Taccone’s structure, descended from Wirkola, is deviously knotty. Despite almost all of the present-tense action occurring in the cabin and its accompanying grounds, the filmmaker and screenwriters Nick Kocher and Brian McElhaney jealously guard the details and context of this scenario, withholding critical information until it can at last be delivered like a twist within a twist, and each served with a side of mean-spirited giggles. When Dan first reaches the chloroform, we discover in a flashback Lisa much more elegantly has mentioned to her friends that her stupid husband is forcing her to go hunting for the first time this weekend. Cut to the present with her calmly holding a shotgun in her lap while reciting to her bound hubby: “Officer, I’m sorry. I told him we shouldn’t go out there in the dark, but I tripped and… it went off.”
Soon enough the twists, flashbacks, and structural gags are piling up to excesses of warm bodies in a Groucho Marx state room. There are more secrets, betrayals, and skeletons in this marriage than either participant can count—and the latter becomes literal after the unhappy couple discovers their swanky cabin has unintended visitors, including escaped convict Pete (Timothy Olyphant) and his runaway prison guard Allegra (Juliette Lewis).
Weaving is certainly having a moment in Austin this year, as Over Your Dead Body marking her second genre-bender to slay at the Paramount Theatre during SXSW. As with Ready or Not 2: Here I Come, Over Your Dead Body raises the question about why Weaving isn’t (yet) a bigger star since Lisa’s playful vindictiveness is strangely beguiling. Whether it is eviscerating Dan with a withering gaze or twisting the knife via lethal one-liner, the actor is feasting, on ceviche or otherwise, just as Taccone enjoys leaning into the Aussie actor’s background to carve out down under slang and eccentricities.
Segel is also used to good effect, inverting the lovable sad sack routine he’s practiced for nearly 20 years since How I Met Your Mother and Forgetting Sarah Marshall, but here for a protagonist so self-pitying that he thinks he’s still being a nice guy because he cooked his wife a fancy dinner before planning to send her to the bottom of a nearby lake. The slippery silliness of the script allows Taccone and company to lightly toy with the idea that this movie is also something of a rom-com where a couple in a rut gets some much needed excitement by working through their problems. In a certain sense, it’s as if their three unwelcome visitors in the cabin are just a manifestation of the couple’s ennui.

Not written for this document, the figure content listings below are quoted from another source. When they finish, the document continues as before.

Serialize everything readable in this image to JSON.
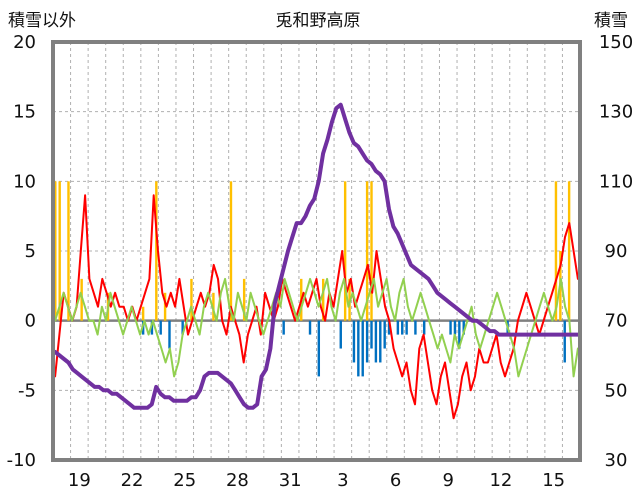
{
  "chart_data": {
    "type": "line",
    "title": "兎和野高原",
    "left_axis": {
      "label": "積雪以外",
      "range": [
        -10,
        20
      ],
      "ticks": [
        "20",
        "15",
        "10",
        "5",
        "0",
        "-5",
        "-10"
      ]
    },
    "right_axis": {
      "label": "積雪",
      "range": [
        30,
        150
      ],
      "ticks": [
        "150",
        "130",
        "110",
        "90",
        "70",
        "50",
        "30"
      ]
    },
    "x_tick_labels": [
      "19",
      "22",
      "25",
      "28",
      "31",
      "3",
      "6",
      "9",
      "12",
      "15"
    ],
    "grid": true,
    "colors": {
      "temperature_red": "#ff0000",
      "temperature_green": "#92d050",
      "snow_depth": "#7030a0",
      "precip_orange": "#ffc000",
      "snow_change_blue": "#0070c0",
      "frame": "#808080"
    },
    "series": [
      {
        "color": "#ff0000",
        "axis": "left",
        "values": [
          -4,
          -1,
          2,
          1,
          0,
          1,
          5,
          9,
          3,
          2,
          1,
          3,
          2,
          1,
          2,
          1,
          1,
          0,
          1,
          0,
          1,
          2,
          3,
          9,
          5,
          2,
          1,
          2,
          1,
          3,
          1,
          -1,
          0,
          1,
          2,
          1,
          2,
          4,
          3,
          0,
          -1,
          1,
          0,
          -1,
          -3,
          -1,
          0,
          1,
          -1,
          2,
          1,
          0,
          1,
          3,
          2,
          1,
          0,
          1,
          2,
          1,
          2,
          3,
          1,
          0,
          2,
          1,
          3,
          5,
          2,
          3,
          1,
          2,
          3,
          4,
          2,
          5,
          3,
          1,
          0,
          -2,
          -3,
          -4,
          -3,
          -5,
          -6,
          -2,
          -1,
          -3,
          -5,
          -6,
          -4,
          -3,
          -5,
          -7,
          -6,
          -4,
          -3,
          -5,
          -4,
          -2,
          -3,
          -3,
          -2,
          -1,
          -3,
          -4,
          -3,
          -2,
          0,
          1,
          2,
          1,
          0,
          -1,
          0,
          1,
          2,
          3,
          4,
          6,
          7,
          5,
          3
        ]
      },
      {
        "color": "#92d050",
        "axis": "left",
        "values": [
          0,
          1,
          2,
          1,
          0,
          1,
          2,
          1,
          0,
          0,
          -1,
          1,
          0,
          2,
          1,
          0,
          -1,
          0,
          1,
          0,
          -1,
          0,
          -1,
          0,
          -1,
          -2,
          -3,
          -2,
          -4,
          -3,
          -1,
          0,
          1,
          0,
          -1,
          1,
          2,
          1,
          0,
          2,
          3,
          1,
          0,
          2,
          1,
          0,
          2,
          1,
          0,
          -1,
          0,
          1,
          2,
          1,
          3,
          2,
          1,
          0,
          1,
          2,
          3,
          2,
          1,
          2,
          3,
          1,
          0,
          2,
          3,
          1,
          2,
          1,
          0,
          1,
          2,
          3,
          1,
          2,
          3,
          1,
          0,
          2,
          3,
          1,
          0,
          1,
          2,
          1,
          0,
          -1,
          -2,
          -1,
          -2,
          -3,
          -1,
          -2,
          -1,
          0,
          1,
          -1,
          -2,
          -1,
          0,
          1,
          2,
          1,
          0,
          -1,
          -2,
          -4,
          -3,
          -2,
          -1,
          0,
          1,
          2,
          1,
          0,
          1,
          3,
          1,
          0,
          -4,
          -2
        ]
      },
      {
        "color": "#7030a0",
        "axis": "right",
        "values": [
          61,
          60,
          59,
          58,
          56,
          55,
          54,
          53,
          52,
          51,
          51,
          50,
          50,
          49,
          49,
          48,
          47,
          46,
          45,
          45,
          45,
          45,
          46,
          51,
          49,
          48,
          48,
          47,
          47,
          47,
          47,
          48,
          48,
          50,
          54,
          55,
          55,
          55,
          54,
          53,
          52,
          50,
          48,
          46,
          45,
          45,
          46,
          54,
          56,
          62,
          75,
          80,
          85,
          90,
          94,
          98,
          98,
          100,
          103,
          105,
          110,
          118,
          122,
          127,
          131,
          132,
          128,
          124,
          121,
          120,
          118,
          116,
          115,
          113,
          112,
          110,
          102,
          97,
          95,
          92,
          89,
          86,
          85,
          84,
          83,
          82,
          80,
          78,
          77,
          76,
          75,
          74,
          73,
          72,
          71,
          70,
          70,
          69,
          68,
          67,
          67,
          66,
          66,
          66,
          66,
          66,
          66,
          66,
          66,
          66,
          66,
          66,
          66,
          66,
          66,
          66,
          66,
          66,
          66,
          66
        ]
      }
    ],
    "bars": [
      {
        "color": "#ffc000",
        "axis": "left",
        "values": [
          10,
          10,
          0,
          10,
          0,
          0,
          3,
          0,
          0,
          0,
          0,
          0,
          2,
          0,
          0,
          0,
          0,
          0,
          0,
          0,
          1,
          0,
          0,
          10,
          0,
          2,
          0,
          0,
          0,
          0,
          0,
          3,
          0,
          0,
          0,
          0,
          2,
          0,
          0,
          0,
          10,
          0,
          0,
          3,
          0,
          0,
          0,
          0,
          0,
          0,
          0,
          0,
          0,
          0,
          0,
          0,
          3,
          0,
          0,
          0,
          0,
          3,
          0,
          0,
          0,
          0,
          10,
          3,
          0,
          0,
          0,
          10,
          10,
          0,
          0,
          0,
          0,
          0,
          0,
          0,
          0,
          0,
          0,
          0,
          0,
          0,
          0,
          0,
          0,
          0,
          0,
          0,
          0,
          0,
          0,
          0,
          0,
          0,
          0,
          0,
          0,
          0,
          0,
          0,
          0,
          0,
          0,
          0,
          0,
          0,
          0,
          0,
          0,
          0,
          10,
          5,
          0,
          10,
          0,
          0
        ]
      },
      {
        "color": "#0070c0",
        "axis": "left",
        "values": [
          0,
          0,
          0,
          0,
          0,
          0,
          0,
          0,
          0,
          0,
          0,
          0,
          0,
          0,
          0,
          0,
          0,
          0,
          0,
          0,
          -1,
          0,
          -1,
          0,
          -1,
          0,
          -2,
          0,
          0,
          -1,
          0,
          0,
          0,
          0,
          0,
          0,
          0,
          0,
          0,
          0,
          0,
          0,
          0,
          0,
          0,
          0,
          0,
          0,
          0,
          0,
          0,
          0,
          -1,
          0,
          0,
          0,
          0,
          0,
          -1,
          0,
          -4,
          0,
          0,
          0,
          0,
          -2,
          0,
          0,
          -3,
          -4,
          -4,
          -3,
          -2,
          -3,
          -3,
          -2,
          -1,
          0,
          -1,
          -1,
          -1,
          0,
          -1,
          0,
          -1,
          0,
          0,
          0,
          0,
          0,
          -1,
          -1,
          -2,
          -1,
          0,
          0,
          0,
          0,
          0,
          0,
          0,
          0,
          0,
          -1,
          0,
          0,
          0,
          0,
          0,
          0,
          0,
          0,
          0,
          0,
          0,
          0,
          -3,
          0,
          0,
          0
        ]
      }
    ]
  }
}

Fortunately, the ever bemused Taccone never loses sight that Dan and Lisa’s biggest common interest is a shared awfulness. If this is an extreme version of therapy, it’s not going to be completed without some physical and psychic scars.
Hence Taccone keeps the tone sleek and frothy. The remembered slights and disappointments are given texture by Weaving and Segel, but the movie is at heart a slightly more grounded SNL Digital Short, just this time playing in Hitchcock’s sandbox where murder isn’t so much a sin as a puzzle worth solving together. Where the movie does hit a snag in its scheming, though, is the more gruesome, elongated action set pieces, which feel part and parcel for Wirkola’s previous filmography. The Norwegian filmmaker has a tendency to lean on shock and schlock, and it working in his favor. But here it can come across as excessively cruel or garish when contextualized with Over Your Dead Body’s happy-go-lucky table-setting. There are several particularly brutal moments near the climax in which characters are threatened with heinous suffering, or are then inflicted with said pain, that are tonally discordant and jarring.